Bug 707560 - Redaction of Devanagari text incomplete
Summary: Redaction of Devanagari text incomplete
Status: RESOLVED FIXED
Alias: None
Product: MuPDF
Classification: Unclassified
Component: mupdf (show other bugs)
Version: master
Hardware: All All
: P2 major
Assignee: MuPDF bugs
URL:
Keywords:
Depends on:
Blocks:
 
Reported: 2024-02-08 22:02 UTC by Jorj
Modified: 2024-02-21 16:41 UTC (History)
2 users (show)

See Also:
Customer:
Word Size: ---


Attachments

Note You need to log in before you can comment on or make changes to this bug.
Description Jorj 2024-02-08 22:02:27 UTC
Redacting Devanagari text will leave behind text artifacts.
Please see ZIP file https://github.com/pymupdf/PyMuPDF/files/14215062/redact.zip
for an example text with redaction, the C-source and the output PDF.
Comment 1 Oleksii 2024-02-20 15:54:49 UTC
Greetings!
The development of the project has stopped due to the fact that there are artifacts after deleting the text in Bengali.
Is there any way to speed up at least the consideration of this bug?
How much will it cost to solve this issue?
Comment 2 Robin Watts 2024-02-21 16:41:59 UTC
Fixed with:

commit d3f3ecd2a5e2bd541187bcef0e5dd970c78e4ee8
Author: Robin Watts <Robin.Watts@artifex.com>
Date:   Wed Feb 21 12:24:06 2024 +0000

    Bug 707560: Tweak text redaction logic.

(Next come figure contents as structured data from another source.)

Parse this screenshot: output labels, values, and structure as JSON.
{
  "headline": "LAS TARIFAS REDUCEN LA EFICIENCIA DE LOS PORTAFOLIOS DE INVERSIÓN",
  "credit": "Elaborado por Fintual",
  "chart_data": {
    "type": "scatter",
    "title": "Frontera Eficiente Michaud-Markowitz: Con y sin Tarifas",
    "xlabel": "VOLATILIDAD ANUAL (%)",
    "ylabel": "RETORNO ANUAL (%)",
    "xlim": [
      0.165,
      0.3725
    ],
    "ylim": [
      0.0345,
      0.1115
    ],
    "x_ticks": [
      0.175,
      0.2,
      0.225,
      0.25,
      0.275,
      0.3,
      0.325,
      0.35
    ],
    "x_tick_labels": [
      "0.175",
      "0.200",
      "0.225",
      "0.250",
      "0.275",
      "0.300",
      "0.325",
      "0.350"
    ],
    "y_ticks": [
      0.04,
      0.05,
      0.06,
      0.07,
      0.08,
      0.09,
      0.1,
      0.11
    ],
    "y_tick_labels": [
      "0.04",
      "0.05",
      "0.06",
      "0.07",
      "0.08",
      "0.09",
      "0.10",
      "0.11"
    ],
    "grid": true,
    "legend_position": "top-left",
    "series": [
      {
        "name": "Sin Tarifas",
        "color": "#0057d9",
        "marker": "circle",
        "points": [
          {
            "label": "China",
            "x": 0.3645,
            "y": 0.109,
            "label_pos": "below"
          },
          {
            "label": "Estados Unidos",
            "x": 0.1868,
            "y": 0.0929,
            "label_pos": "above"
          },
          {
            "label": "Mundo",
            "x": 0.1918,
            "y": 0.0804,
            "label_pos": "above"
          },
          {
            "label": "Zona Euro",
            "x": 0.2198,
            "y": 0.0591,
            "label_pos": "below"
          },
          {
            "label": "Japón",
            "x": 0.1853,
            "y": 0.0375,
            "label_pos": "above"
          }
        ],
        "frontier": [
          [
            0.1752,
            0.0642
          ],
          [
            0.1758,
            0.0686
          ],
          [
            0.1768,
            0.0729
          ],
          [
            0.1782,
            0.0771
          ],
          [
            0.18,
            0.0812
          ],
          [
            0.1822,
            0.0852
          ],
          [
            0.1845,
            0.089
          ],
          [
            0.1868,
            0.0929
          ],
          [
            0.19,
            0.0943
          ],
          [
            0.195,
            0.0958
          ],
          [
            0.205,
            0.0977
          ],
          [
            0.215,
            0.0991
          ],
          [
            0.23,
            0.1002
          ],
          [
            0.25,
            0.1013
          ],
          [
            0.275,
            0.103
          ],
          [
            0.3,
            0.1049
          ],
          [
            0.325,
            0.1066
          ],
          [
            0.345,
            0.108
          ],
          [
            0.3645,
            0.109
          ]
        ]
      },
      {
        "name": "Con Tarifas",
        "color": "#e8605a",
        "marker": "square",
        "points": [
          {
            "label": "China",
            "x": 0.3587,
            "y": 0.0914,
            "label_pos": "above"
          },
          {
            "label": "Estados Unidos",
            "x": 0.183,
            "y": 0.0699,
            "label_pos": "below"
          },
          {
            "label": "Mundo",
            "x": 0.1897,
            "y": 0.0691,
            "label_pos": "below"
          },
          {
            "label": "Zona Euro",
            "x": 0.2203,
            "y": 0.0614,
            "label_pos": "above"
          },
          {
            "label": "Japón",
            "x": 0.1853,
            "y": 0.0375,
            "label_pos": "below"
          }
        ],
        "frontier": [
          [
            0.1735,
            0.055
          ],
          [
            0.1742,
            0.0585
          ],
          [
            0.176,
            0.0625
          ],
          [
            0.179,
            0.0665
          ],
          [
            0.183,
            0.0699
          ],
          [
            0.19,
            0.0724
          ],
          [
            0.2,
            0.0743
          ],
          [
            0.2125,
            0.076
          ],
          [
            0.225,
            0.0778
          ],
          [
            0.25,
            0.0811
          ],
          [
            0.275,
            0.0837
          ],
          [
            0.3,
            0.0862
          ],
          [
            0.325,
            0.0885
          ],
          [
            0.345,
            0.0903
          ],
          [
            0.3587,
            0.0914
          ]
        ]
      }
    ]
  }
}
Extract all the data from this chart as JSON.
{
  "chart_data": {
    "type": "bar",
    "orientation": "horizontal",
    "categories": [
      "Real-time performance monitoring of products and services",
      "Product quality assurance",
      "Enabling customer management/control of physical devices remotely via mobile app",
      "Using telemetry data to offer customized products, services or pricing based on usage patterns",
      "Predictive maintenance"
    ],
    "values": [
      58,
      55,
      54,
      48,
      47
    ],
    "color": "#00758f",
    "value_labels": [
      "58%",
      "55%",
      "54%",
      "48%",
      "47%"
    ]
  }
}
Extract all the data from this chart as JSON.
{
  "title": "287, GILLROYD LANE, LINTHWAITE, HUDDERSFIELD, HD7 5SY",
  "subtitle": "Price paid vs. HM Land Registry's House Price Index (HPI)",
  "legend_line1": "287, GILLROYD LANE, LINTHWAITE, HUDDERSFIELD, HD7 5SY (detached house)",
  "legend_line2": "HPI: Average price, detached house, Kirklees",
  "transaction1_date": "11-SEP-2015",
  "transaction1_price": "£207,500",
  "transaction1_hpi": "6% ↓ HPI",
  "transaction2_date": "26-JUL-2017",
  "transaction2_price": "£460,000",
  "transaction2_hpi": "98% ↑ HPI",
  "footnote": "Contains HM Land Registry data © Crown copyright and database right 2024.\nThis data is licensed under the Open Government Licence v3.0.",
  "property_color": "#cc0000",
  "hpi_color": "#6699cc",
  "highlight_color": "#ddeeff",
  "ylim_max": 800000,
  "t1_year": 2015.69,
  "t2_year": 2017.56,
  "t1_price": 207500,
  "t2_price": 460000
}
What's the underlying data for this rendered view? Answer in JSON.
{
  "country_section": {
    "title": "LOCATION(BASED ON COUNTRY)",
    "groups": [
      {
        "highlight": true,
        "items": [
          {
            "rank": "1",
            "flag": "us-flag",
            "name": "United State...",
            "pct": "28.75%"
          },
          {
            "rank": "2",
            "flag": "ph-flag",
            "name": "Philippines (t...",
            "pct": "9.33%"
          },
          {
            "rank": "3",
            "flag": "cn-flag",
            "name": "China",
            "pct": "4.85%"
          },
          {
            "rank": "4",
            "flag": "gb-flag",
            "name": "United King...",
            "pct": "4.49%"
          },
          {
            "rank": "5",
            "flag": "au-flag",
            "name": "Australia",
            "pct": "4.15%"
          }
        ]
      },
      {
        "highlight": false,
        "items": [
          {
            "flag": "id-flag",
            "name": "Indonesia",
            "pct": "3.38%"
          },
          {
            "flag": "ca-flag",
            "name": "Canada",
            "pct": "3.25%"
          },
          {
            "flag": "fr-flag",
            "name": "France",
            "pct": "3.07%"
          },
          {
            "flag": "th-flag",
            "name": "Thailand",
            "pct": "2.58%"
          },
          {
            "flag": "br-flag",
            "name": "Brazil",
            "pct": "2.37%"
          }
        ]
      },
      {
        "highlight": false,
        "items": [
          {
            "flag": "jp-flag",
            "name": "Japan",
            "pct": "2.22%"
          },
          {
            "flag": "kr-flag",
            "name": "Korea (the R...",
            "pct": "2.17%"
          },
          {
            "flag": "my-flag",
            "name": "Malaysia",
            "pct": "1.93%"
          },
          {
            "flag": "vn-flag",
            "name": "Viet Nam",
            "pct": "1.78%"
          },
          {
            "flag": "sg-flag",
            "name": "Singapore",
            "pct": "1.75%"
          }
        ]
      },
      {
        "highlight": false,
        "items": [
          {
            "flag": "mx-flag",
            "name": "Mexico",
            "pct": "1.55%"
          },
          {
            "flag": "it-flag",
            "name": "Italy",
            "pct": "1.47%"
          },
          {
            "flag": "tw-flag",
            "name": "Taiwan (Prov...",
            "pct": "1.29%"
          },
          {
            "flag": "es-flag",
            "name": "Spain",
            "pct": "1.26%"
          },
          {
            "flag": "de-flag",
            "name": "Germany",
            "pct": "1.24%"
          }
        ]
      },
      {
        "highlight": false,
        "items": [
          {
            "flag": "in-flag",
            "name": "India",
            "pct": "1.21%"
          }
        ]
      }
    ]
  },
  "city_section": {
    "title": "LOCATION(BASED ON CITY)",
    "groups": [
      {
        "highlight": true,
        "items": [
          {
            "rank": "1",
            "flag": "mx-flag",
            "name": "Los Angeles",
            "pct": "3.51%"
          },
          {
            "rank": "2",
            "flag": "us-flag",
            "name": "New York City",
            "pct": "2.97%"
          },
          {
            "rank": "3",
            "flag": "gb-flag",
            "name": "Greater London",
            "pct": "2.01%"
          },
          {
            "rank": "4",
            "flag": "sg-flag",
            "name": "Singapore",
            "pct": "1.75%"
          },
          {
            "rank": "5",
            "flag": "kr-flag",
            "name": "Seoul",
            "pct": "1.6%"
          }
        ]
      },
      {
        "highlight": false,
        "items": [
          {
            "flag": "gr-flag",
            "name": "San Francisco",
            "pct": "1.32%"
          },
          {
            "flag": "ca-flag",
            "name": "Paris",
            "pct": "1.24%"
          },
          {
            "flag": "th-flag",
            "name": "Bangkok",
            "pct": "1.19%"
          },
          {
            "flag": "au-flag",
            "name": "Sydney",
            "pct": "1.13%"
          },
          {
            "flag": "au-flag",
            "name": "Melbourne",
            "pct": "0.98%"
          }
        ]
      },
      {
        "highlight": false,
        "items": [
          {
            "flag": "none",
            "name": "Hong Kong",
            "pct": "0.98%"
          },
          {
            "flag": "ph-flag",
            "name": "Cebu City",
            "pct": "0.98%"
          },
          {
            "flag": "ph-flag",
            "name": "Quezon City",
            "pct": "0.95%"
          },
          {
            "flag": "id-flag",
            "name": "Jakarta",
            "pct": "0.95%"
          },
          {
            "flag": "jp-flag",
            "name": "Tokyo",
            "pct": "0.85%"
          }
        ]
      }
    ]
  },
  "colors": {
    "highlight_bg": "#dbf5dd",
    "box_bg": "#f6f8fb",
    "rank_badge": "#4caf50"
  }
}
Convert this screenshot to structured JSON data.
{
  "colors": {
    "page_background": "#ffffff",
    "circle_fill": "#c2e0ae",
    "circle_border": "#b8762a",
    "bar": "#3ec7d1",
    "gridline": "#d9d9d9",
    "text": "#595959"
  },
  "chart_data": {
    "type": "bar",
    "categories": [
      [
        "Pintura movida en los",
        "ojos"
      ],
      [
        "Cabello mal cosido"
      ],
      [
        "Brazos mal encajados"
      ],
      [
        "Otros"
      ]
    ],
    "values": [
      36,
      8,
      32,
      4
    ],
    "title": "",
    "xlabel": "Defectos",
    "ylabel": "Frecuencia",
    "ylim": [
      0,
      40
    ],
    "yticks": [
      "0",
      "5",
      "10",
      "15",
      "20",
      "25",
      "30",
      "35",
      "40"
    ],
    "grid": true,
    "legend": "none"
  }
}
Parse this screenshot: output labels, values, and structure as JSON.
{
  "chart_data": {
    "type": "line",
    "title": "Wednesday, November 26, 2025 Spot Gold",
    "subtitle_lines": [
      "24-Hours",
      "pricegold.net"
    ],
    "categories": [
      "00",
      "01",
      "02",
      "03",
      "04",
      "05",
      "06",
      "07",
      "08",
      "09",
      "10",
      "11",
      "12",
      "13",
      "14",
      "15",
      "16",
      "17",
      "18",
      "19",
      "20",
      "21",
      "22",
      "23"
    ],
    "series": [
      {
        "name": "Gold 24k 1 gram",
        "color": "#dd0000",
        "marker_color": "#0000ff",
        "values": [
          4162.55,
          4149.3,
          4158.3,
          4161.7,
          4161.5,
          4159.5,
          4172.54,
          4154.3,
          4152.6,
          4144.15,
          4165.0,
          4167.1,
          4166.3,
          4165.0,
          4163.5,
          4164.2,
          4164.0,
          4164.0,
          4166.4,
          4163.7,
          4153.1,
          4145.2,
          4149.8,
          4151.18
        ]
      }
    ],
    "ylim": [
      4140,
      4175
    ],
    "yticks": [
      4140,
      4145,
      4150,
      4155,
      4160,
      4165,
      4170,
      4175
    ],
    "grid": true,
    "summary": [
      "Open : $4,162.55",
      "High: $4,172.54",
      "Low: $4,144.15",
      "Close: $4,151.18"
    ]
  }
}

    Previously, when we were asked to see whether a character should
    be redacted or not, we found its bbox, intersected that with the
    redaction annotation, and took a non-empty result to mean that
    there was overlap.

    For 'zero size' bboxes, such as diacritics (which sometimes have
    an advance of 0), this would mean they could never overlap.

    So, we modify the logic here. We still intersect the bbox with the
    redaction annotation, but now consider whether the result is a
    valid rectangle or not. Invalid rectangles do not overlap. Valid
    rectangles (which can include zero area ones) do.